Second, the 4-byte prefix lets you compare two strings without reading them in full. If the prefixes differ, the strings differ, and there is no need to go fetch the rest. This makes it a quick filter: when scanning a column for a given value, any row whose prefix does not match is discarded on the spot, without a jump to the value buffer. The other direction does not hold: equal prefixes do not mean equal strings. "Ich liebe dich" and "Ich liebe Bier" share the prefix Ich , so the prefix check passes and the full strings still have to be read to tell them apart. The prefix is a one-way shortcut: helpful when it rules a comparison out, no help when it does not.

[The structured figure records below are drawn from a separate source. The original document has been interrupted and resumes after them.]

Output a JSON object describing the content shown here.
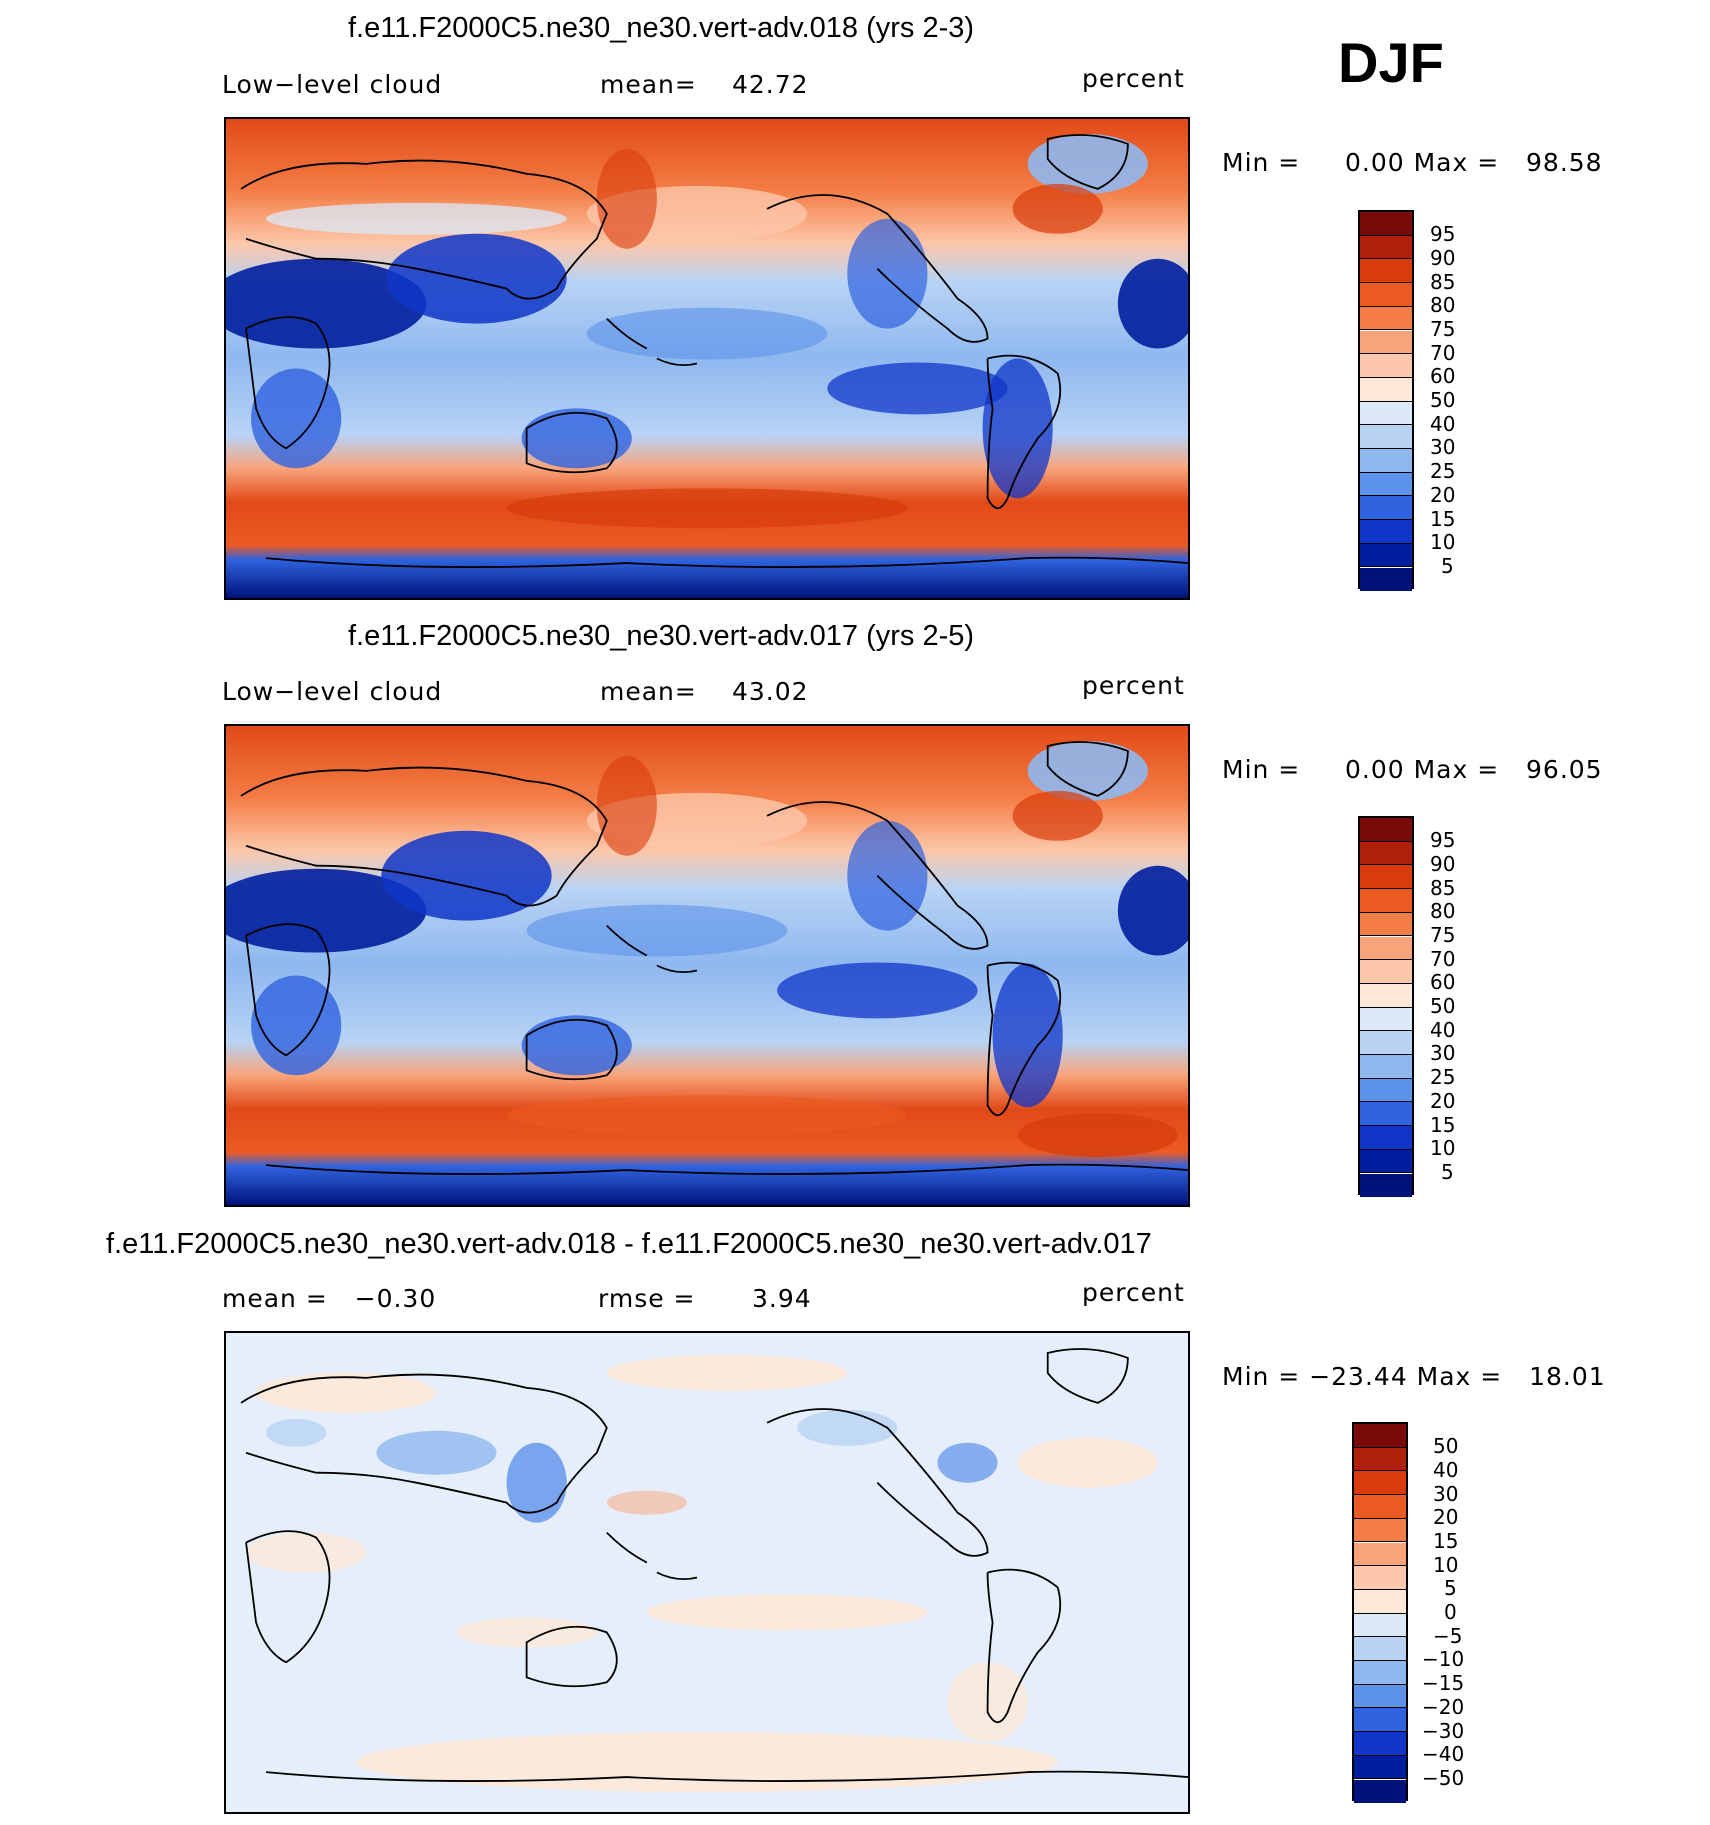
{
  "season": "DJF",
  "units": "percent",
  "panels": [
    {
      "title": "f.e11.F2000C5.ne30_ne30.vert-adv.018 (yrs 2-3)",
      "left": "Low−level cloud",
      "mid_label": "mean=",
      "mid_value": "42.72",
      "units": "percent",
      "minmax": "Min =     0.00 Max =   98.58",
      "colorbar": [
        "95",
        "90",
        "85",
        "80",
        "75",
        "70",
        "60",
        "50",
        "40",
        "30",
        "25",
        "20",
        "15",
        "10",
        "5"
      ]
    },
    {
      "title": "f.e11.F2000C5.ne30_ne30.vert-adv.017 (yrs 2-5)",
      "left": "Low−level cloud",
      "mid_label": "mean=",
      "mid_value": "43.02",
      "units": "percent",
      "minmax": "Min =     0.00 Max =   96.05",
      "colorbar": [
        "95",
        "90",
        "85",
        "80",
        "75",
        "70",
        "60",
        "50",
        "40",
        "30",
        "25",
        "20",
        "15",
        "10",
        "5"
      ]
    },
    {
      "title": "f.e11.F2000C5.ne30_ne30.vert-adv.018 - f.e11.F2000C5.ne30_ne30.vert-adv.017",
      "left": "mean =   −0.30",
      "mid_label": "rmse =",
      "mid_value": "3.94",
      "units": "percent",
      "minmax": "Min = −23.44 Max =   18.01",
      "colorbar": [
        "50",
        "40",
        "30",
        "20",
        "15",
        "10",
        "5",
        "0",
        "−5",
        "−10",
        "−15",
        "−20",
        "−30",
        "−40",
        "−50"
      ]
    }
  ],
  "colors": {
    "scale": [
      "#7a0a0a",
      "#b0210a",
      "#d83c0c",
      "#ec5a22",
      "#f47d45",
      "#f9a37a",
      "#fcc7aa",
      "#fde8d7",
      "#dbe9f9",
      "#b8d3f4",
      "#8fb8f0",
      "#5d92ea",
      "#2f63e0",
      "#0f36c8",
      "#001f9e",
      "#00127a"
    ]
  }
}
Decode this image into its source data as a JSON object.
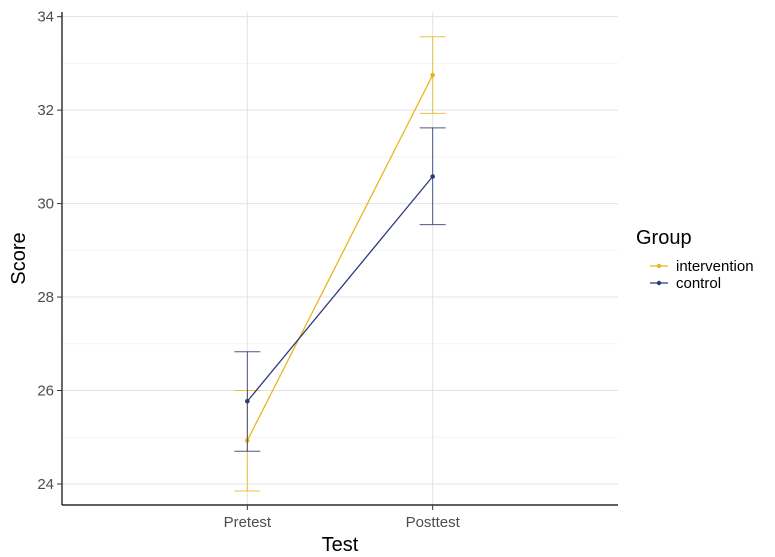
{
  "chart_data": {
    "type": "line",
    "title": "",
    "xlabel": "Test",
    "ylabel": "Score",
    "categories": [
      "Pretest",
      "Posttest"
    ],
    "ylim": [
      23.55,
      34.1
    ],
    "yticks": [
      24,
      26,
      28,
      30,
      32,
      34
    ],
    "grid": true,
    "legend": {
      "title": "Group",
      "placement": "right"
    },
    "series": [
      {
        "name": "intervention",
        "color": "#e6b820",
        "values": [
          24.93,
          32.75
        ],
        "error_low": [
          23.85,
          31.93
        ],
        "error_high": [
          26.0,
          33.57
        ]
      },
      {
        "name": "control",
        "color": "#2c3a7e",
        "values": [
          25.77,
          30.58
        ],
        "error_low": [
          24.7,
          29.55
        ],
        "error_high": [
          26.83,
          31.62
        ]
      }
    ]
  }
}
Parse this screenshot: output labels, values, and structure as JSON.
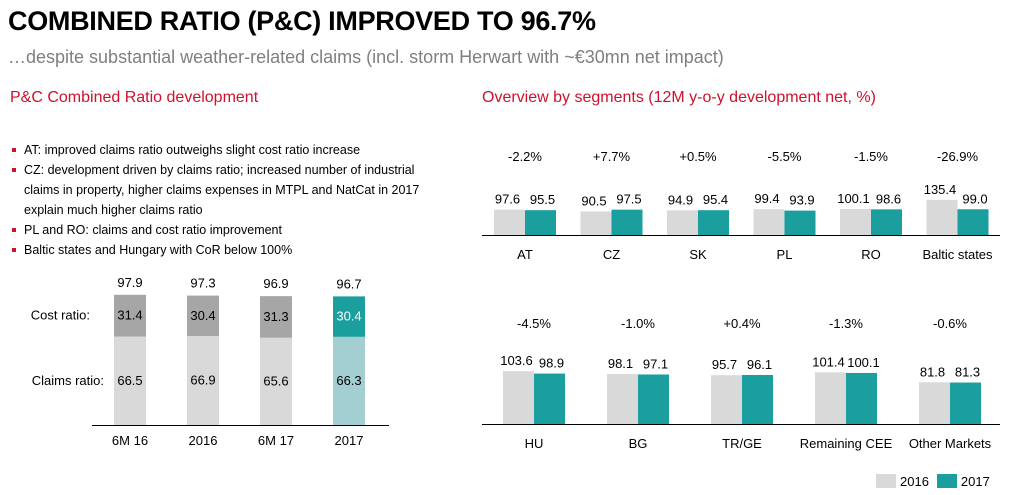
{
  "title": "COMBINED RATIO (P&C) IMPROVED TO 96.7%",
  "subtitle": "…despite substantial weather-related claims (incl. storm Herwart with ~€30mn net impact)",
  "left_section_title": "P&C Combined Ratio development",
  "right_section_title": "Overview by segments (12M y-o-y development net, %)",
  "bullets": [
    "AT: improved claims ratio outweighs slight cost ratio increase",
    "CZ: development driven by claims ratio; increased number of industrial claims in property, higher claims expenses in MTPL and NatCat in 2017 explain much higher claims ratio",
    "PL and RO: claims and cost ratio improvement",
    "Baltic states and Hungary with CoR below 100%"
  ],
  "colors": {
    "accent_red": "#d0102c",
    "teal": "#1a9e9e",
    "light_teal": "#a3cfd3",
    "dark_gray": "#a6a6a6",
    "light_gray": "#d9d9d9"
  },
  "legend": {
    "y2016": "2016",
    "y2017": "2017"
  },
  "chart_data": [
    {
      "type": "bar",
      "stacked": true,
      "categories": [
        "6M 16",
        "2016",
        "6M 17",
        "2017"
      ],
      "series": [
        {
          "name": "Claims ratio:",
          "values": [
            66.5,
            66.9,
            65.6,
            66.3
          ]
        },
        {
          "name": "Cost ratio:",
          "values": [
            31.4,
            30.4,
            31.3,
            30.4
          ]
        }
      ],
      "totals": [
        97.9,
        97.3,
        96.9,
        96.7
      ],
      "highlighted_category": "2017"
    },
    {
      "type": "bar",
      "categories": [
        "AT",
        "CZ",
        "SK",
        "PL",
        "RO",
        "Baltic states"
      ],
      "series": [
        {
          "name": "2016",
          "values": [
            97.6,
            90.5,
            94.9,
            99.4,
            100.1,
            135.4
          ]
        },
        {
          "name": "2017",
          "values": [
            95.5,
            97.5,
            95.4,
            93.9,
            98.6,
            99.0
          ]
        }
      ],
      "value_labels": {
        "2016": [
          "97.6",
          "90.5",
          "94.9",
          "99.4",
          "100.1",
          "135.4"
        ],
        "2017": [
          "95.5",
          "97.5",
          "95.4",
          "93.9",
          "98.6",
          "99.0"
        ]
      },
      "changes": [
        "-2.2%",
        "+7.7%",
        "+0.5%",
        "-5.5%",
        "-1.5%",
        "-26.9%"
      ]
    },
    {
      "type": "bar",
      "categories": [
        "HU",
        "BG",
        "TR/GE",
        "Remaining CEE",
        "Other Markets"
      ],
      "series": [
        {
          "name": "2016",
          "values": [
            103.6,
            98.1,
            95.7,
            101.4,
            81.8
          ]
        },
        {
          "name": "2017",
          "values": [
            98.9,
            97.1,
            96.1,
            100.1,
            81.3
          ]
        }
      ],
      "value_labels": {
        "2016": [
          "103.6",
          "98.1",
          "95.7",
          "101.4",
          "81.8"
        ],
        "2017": [
          "98.9",
          "97.1",
          "96.1",
          "100.1",
          "81.3"
        ]
      },
      "changes": [
        "-4.5%",
        "-1.0%",
        "+0.4%",
        "-1.3%",
        "-0.6%"
      ]
    }
  ]
}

Third, when most strings in an array are short (12 bytes or fewer), every value sits inside its own header and there is no need to jump to a value buffer at all. The views buffer is read straight through; the jump only happens for the few long strings.

A short PyArrow example

Constructing a StringView array from Python requires pyarrow v14 or newer. pyarrow’s version number tracks the Arrow C++ implementation it is built on, not the Columnar Format: the 24.0.0 below is the library release, while the format it implements is at 1.5. The two are versioned independently.

import pyarrow as pa

print("pyarrow version : ",pa.__version__)

arr = pa.array(
    ["Hallo!", "Ich liebe dich", "Wunderbar!", None, "Ich liebe Bier"],
    type=pa.string_view(),
)

print(arr.type)
print(arr)
print("nbytes:", arr.nbytes)
pyarrow version :  24.0.0
string_view
[
  "Hallo!",
  "Ich liebe dich",
  "Wunderbar!",
  null,
  "Ich liebe Bier"
]
nbytes: 109

The 109 bytes break down as 1 byte of validity bitmap (0b00010111), 80 bytes of views (5 × 16), and 28 bytes of value data, the latter holding the two long strings of 14 bytes each. Decoding the views buffer confirms the layout:

Slot Length Storage Header contents
[0] 6 inline "Hallo!" + 6 trailing bytes
[1] 14 out-of-line prefix "Ich ", buffer 0, offset 0
[2] 10 inline "Wunderbar!" + 2 trailing bytes
[3] 0 null slot header bytes unspecified
[4] 14 out-of-line prefix "Ich ", buffer 0, offset 14

The Arrow format does not say what goes in the unused bytes of short views or in a null slot’s header; pyarrow fills them with zeros, but readers should not count on this. PyArrow has put the two long values into a single 28-byte value buffer: "Ich liebe dich" at offset 0, then "Ich liebe Bier" at offset 14. The format allows any number of value buffers, and the constructor used one here. The two long views have the same prefix Ich and the same length 14. Only their last 10 bytes differ, which is exactly the case the prefix shortcut cannot settle on its own.

Tradeoffs

The view layout is not always better than the classic String type. Reading a long string takes an extra step, from the header to the value buffer. And after many slices and joins, the value buffers can fill up with bytes no view points to any more; that space is only reclaimed by an explicit cleanup pass. The prefix shortcut only helps when the first 4 bytes actually differ between values; for a column of URLs or paths that share the same host, those 4 bytes are the same everywhere and do no useful work.

Availability

The view type was added to the Arrow Columnar Format in v1.4 (the current version is v1.5) and works from Arrow C++ / pyarrow v14 onward. Readers older than v1.4 reject files and streams that contain view arrays, so if you are writing for an older consumer, fall back to the classic String / Binary types (the Variable-size Binary Layout). The implementation status page tracks support in the other language libraries.

References

  • [1] Topol, M. (2024). In-Memory Analytics with Apache Arrow, 2nd edition. Packt Publishing. The chapter “Getting Started with Apache Arrow” describes the variable-length binary view array layout (figures 1.10 and 1.11).
  • [2] Neumann, T., and Freitag, M. (2020). Umbra: A Disk-Based System with In-Memory Performance. 10th Annual Conference on Innovative Data Systems Research (CIDR). Section 3.1 introduces the 16-byte string header later adopted by Arrow.
  • [3] Apache Arrow project. Variable-size Binary View Layout. Authoritative specification.